Hasan Elahi's "media ankle bracelet"

3:19 pm intellectual freedom

Hasan Elahi, a professor in the Department of Visual Art at Rutgers University, recently visited the University of Richmond and gave a fascinating, thought-provoking presentation. As his academic affiliation suggests, he is a visual artist. But he is also a performance artist. And, one can say, he has transformed his life into an unfolding serial work of art.

Sometime post-9/11 the FBI turned its attention to Elahi, apparently because he had rented a storage space in Florida and because, he surmises, his name may have seemed “Middle Eastern” to the FBI. He underwent a series of interrogations with FBI agents until they concluded that he posed no threat to national security. This experience inspired his ongoing life art project. It doesn't threaten, but it certainly challenges assumptions we make about our personal security and how it relates to privacy.

As the FBI investigated him and sought more and more information about him, he in effect co-opted their work (but not until after they informed him he was cleared). He has not installed a Web cam in his bedroom; but he has made his life even more visible to any and all on his Web site through his “tracking transience” project.

Its most obvious feature is an aerial view festooned with a blinking red arrow pointing at his current location. It was a bit eerie to see this red arrow blinking above and pointing at the building in which we were sitting and listening to him. Little wonder some of his friends insist on seeing him at his place rather than in their homes. (This afternoon, by the way, he is southeast of Williamsport, PA.) Elahi also offers photos of the airline meals he has been served. (He does a lot of long-distance international travel, perhaps another thing that the FBI considered suspicious. They still serve meals on those flights!) His itemized credit card statements are on his Web site. And more–all absolutely voluntarily!

When you use a debit or credit card, when you use your cell phone, when you use a hotel rewards program card or a frequent flyer program card, when you use your grocery store discount card, you leave a digital trail of evidence about yourself. Elahi has consolidated much of this information about himself, just as the FBI undoubtedly did. But he has made it public. He refers to it as his “media ankle bracelet.”
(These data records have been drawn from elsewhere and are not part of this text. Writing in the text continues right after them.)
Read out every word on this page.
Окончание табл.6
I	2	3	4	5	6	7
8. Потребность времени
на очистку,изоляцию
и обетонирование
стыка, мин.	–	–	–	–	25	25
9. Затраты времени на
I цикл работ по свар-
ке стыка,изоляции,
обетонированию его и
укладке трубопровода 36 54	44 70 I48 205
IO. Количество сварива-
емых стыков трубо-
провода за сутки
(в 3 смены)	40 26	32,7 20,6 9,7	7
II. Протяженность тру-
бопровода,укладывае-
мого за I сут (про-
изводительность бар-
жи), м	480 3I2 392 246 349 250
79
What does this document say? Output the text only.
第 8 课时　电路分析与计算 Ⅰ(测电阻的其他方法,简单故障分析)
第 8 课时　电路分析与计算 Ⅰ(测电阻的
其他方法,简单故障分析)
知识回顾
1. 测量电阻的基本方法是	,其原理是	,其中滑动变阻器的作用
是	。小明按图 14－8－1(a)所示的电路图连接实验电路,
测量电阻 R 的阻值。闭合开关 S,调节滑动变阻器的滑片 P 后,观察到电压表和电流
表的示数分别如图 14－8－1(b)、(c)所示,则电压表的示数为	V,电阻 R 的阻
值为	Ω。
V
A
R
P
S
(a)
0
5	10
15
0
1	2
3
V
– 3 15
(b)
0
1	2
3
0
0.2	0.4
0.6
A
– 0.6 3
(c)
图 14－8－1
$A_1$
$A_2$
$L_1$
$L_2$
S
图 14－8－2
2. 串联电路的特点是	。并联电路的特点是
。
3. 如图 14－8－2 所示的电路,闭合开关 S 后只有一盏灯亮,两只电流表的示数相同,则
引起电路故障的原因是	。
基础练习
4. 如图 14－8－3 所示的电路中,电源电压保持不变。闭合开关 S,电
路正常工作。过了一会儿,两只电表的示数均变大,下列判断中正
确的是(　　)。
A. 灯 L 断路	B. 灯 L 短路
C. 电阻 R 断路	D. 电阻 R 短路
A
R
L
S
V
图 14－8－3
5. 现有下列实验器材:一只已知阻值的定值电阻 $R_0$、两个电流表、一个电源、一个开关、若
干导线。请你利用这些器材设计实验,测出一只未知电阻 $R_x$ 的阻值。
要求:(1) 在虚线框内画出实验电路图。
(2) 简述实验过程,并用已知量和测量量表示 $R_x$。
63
Elahi says that if all of us made all of this individual information freely available, there would be no need for government surveillance. That is a paradox I haven't quite comprehended yet.

I asked him what would happen if he suddenly quit posting this detailed record about himself. He said it would probably be a sign that he had been spirited off to Guantanamo. By maintaining his media ankle bracelet, he affirms his freedom and assures friends and family that he is wherever the bracelet says he is.

Like any complex work of art, I don't know what to make of Elahi's media ankle bracelet. I know I am not ready to join him in shackling myself in that way. Nor am I sure about what it all means other than that it is a needed and brave protest against groundless suspicion and intrusiveness by government.